Plug-in cars are about 3-4x more efficient than H2 cars today. If various goals for electrolysis and fuel cell efficiency (e.g. an electrolysis goal of 50kWh/kgH2 and the FreedomCar goal of 20kWh/kgH2), then H2 cars would manage to get to half the efficiency of plug-in cars.

Your analysis of why plug-in cars are not possible is clearly wrong. My family has been driving a plug-in car for six years made by Toyota using 1990s technology and it works great. It has 77,000 miles on it, and the batteries continue to perform great. Others have over 100,000 miles, and the fleet data suggests 150,000 miles is reasonable to expect. Moreover, the price of suitable batteries is declining, not increasing as your guesswork would suggest.

Moreover, a GreenFreedom powered car would still create smog and otherwise foul our air.

I disagree that GreenFreedom makes the cost of the primary energy irrelevant. The factor of five in either land area, plant investment, or supernova remnants will not disappear and powering a plug-in from electricity is equally benign in terms of electricity.

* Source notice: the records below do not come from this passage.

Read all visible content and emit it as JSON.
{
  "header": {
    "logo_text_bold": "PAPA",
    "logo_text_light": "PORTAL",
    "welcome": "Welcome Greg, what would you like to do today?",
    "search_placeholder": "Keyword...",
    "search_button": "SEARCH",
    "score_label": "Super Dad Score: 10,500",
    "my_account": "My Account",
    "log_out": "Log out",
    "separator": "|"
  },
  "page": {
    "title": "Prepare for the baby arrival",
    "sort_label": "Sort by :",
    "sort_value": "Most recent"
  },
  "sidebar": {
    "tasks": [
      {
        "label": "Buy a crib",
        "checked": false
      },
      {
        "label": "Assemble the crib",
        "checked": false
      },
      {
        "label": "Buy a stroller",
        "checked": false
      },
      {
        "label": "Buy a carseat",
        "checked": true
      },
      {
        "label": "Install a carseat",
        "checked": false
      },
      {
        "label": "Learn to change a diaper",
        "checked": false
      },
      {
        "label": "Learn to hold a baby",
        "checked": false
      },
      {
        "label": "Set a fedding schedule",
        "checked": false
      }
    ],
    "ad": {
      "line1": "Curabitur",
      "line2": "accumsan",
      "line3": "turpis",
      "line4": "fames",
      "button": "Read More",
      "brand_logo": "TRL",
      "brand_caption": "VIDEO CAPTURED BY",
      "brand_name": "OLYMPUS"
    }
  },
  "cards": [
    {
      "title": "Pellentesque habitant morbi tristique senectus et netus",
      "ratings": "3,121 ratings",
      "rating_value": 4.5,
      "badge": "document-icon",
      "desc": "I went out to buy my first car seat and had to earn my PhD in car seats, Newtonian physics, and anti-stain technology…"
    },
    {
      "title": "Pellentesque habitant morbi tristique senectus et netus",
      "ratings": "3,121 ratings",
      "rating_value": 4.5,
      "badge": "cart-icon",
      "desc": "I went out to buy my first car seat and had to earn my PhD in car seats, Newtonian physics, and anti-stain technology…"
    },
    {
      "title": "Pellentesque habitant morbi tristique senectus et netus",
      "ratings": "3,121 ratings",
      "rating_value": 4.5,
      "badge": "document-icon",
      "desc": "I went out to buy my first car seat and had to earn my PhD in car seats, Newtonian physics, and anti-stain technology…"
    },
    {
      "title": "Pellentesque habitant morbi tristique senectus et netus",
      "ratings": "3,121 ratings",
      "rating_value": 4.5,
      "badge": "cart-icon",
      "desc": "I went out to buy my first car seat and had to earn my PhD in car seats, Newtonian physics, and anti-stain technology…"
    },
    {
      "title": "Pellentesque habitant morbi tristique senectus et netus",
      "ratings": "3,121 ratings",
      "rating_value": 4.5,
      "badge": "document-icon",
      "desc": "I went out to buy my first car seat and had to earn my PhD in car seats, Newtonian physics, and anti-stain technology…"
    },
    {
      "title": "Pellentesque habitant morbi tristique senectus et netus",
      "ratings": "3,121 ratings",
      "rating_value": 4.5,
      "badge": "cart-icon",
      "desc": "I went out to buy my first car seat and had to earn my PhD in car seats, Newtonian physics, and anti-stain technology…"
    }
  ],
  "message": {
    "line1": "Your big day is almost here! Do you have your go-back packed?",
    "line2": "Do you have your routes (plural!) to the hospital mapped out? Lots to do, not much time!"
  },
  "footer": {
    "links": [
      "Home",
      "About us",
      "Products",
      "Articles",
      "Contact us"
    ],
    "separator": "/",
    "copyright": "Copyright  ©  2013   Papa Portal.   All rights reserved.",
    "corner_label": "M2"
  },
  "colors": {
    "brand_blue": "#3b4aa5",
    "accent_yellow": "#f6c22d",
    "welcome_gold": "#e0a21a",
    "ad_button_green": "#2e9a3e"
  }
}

I think you are being rather optimistic if you think we can build 700 reactors/GreenFreedom pairs in just the US “in the short term”.

If we make 2 assumptions:

1. The price (and energy needed) of the extracted Thorium rises inversely proportional to the concentration
2. The extraction of Thorium from low grade sources uses the same technology and cost relationship as that currently used for Uranium

Then, using this example of Uranium at $25 / pound:
http://findarticles.com/ p/ articles/ mi_m0EIN/ is_2005_July_29/ ai_n14837028
This mine, according to the provided tables, is profitable with Uranium at 750ppm and the cutoff concentration (unprofitability limit) is 250ppm ore grade.
This means that Thorium mined at $521 / pound from ordinary rock would be break-even profitable for the mine.
For a 500 MW thorium reactor that requires 400kg of Thorium per year, this mean then the fuel costs are $463,000 per year. At an electricity price of 10 cents/kWh for the mine, and assuming ALL the costs of the extracted Thorium are energy costs, then the extraction of Thorium from 12ppm ore requires ~0.1% of the power output of the reactor to mine his own fuel. To get to 1% of the power output, the mine must be able to buy the electricity at 1 cent/kWh.
Just these quick “back-of-the-envelope” calculations show, that EROEI on the fuel supply is not a problem for a LFTR even when using ordinary granite (at 12ppm) as source material. Even then it seems it has a far more favourable EROEI than any alternative energy source (gasoline, as a comparison, requires about 20% of the energy contained for extraction, transport and refining).

I may be wrong, but I suspect a large fraction of the transport costs are for diesel.

Even though coal is cheap, it’s still more than half the cost of running a coal plant. So that means that a significant cost of coal plant is imported petroleum. It is not an entirely domestic energy source.